Dropping the component connection is a typical Apple move. They were the first to abandon a whole slew of interfaces (floppy, Apple propritetary keyboard ports, SCSI) for newer USB and Firewire technologies. It's right in line with their dismissal of Flash as "old technology". It pisses people off for awhile, but goes away as everyone else catches up with Apple. Even Flash stories have changed from "Apple will die without Flash support" to "look how crappy Flash is on these other mobile devices." No component connectors saves Apple on space and money at the cost of a few individuals with older TVs.

I have a bigger issue with dropping the hard drive. I actually like syncing to my Apple TV. Currently my media center connection to my main computer is fairly slow connection between floors so when I do stream, especially video, it can occasionally get laggy. rewinding and fastfowarding also get a bit weird on a stream.

The new Apple TV still includes an "Apple use only" USB port, the same as the original Apple TV. This was used to hack the old Apple TV, so hopefully it will be possible to do so on the new one.

The biggest disappointments to most people was that Apple didn't appear to adopt the iOS operating system, and there are no 3rd party apps available.

I'm pretty sure Apple is using iOS, and has been using iOS, on the Apple TV for a long time. iOS and regular Mac OS share a great deal of underpinnings, differing mainly in how apps run (sandboxed in the case of iOS), user permissions (very restricted for iOS) and interface (mutli-touch for iOS).

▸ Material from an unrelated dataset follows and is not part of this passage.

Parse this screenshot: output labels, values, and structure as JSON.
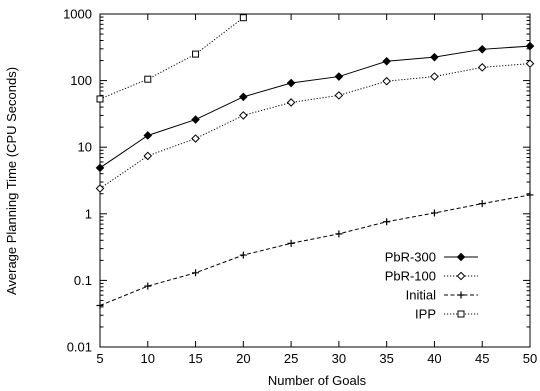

My guess is that Apple TV uses iOS, with a different interface (in other words, sandboxed apps and restricted user permissions but AppleTV menu system). Touch interfaces will never work on a TV. Touch interfaces are TERRIBLE when what you are trying to touch is not immediately under your finger. Try turning off your iPhone screen and touch where you think an app is. Turn the screen back on and see how close you were. You were probably off a bit. Probably enough to have launched the wrong app. While voice over works wonders for vision impaired, it requires a lot of gliding over the phone to find out what is going on. This will be insufficient for the majority of TV users. I've found even touch sensitive remote controls are terrible unless they are gesture based, rather than target based (use gestures like swipe down to move the cursor down, swipe right to fast-foward, etc...) Most people don't want to look at their remotes to rewind the good scene they just watched.

Apps would be nice. The absence of Pandora on Apple TV was pretty noticible to me. But they would have to be dedicated to the AppleTV, not just allow the existing apps to run. The non-touch interface just wouldn't allow existing apps to translate to the AppleTV. But until this new form factor settles out, and the iPad is further along, I don't see Apple dedicating resources to this until next year. So we might see apps in 2011, but I'd guess 2012 more realistically.

So as far as I see, the Apple TV is still a hobby. A more significant hobby. Hopefully they got the hardware right this time, the price point is pretty darn good, and the software is where they'll focus next.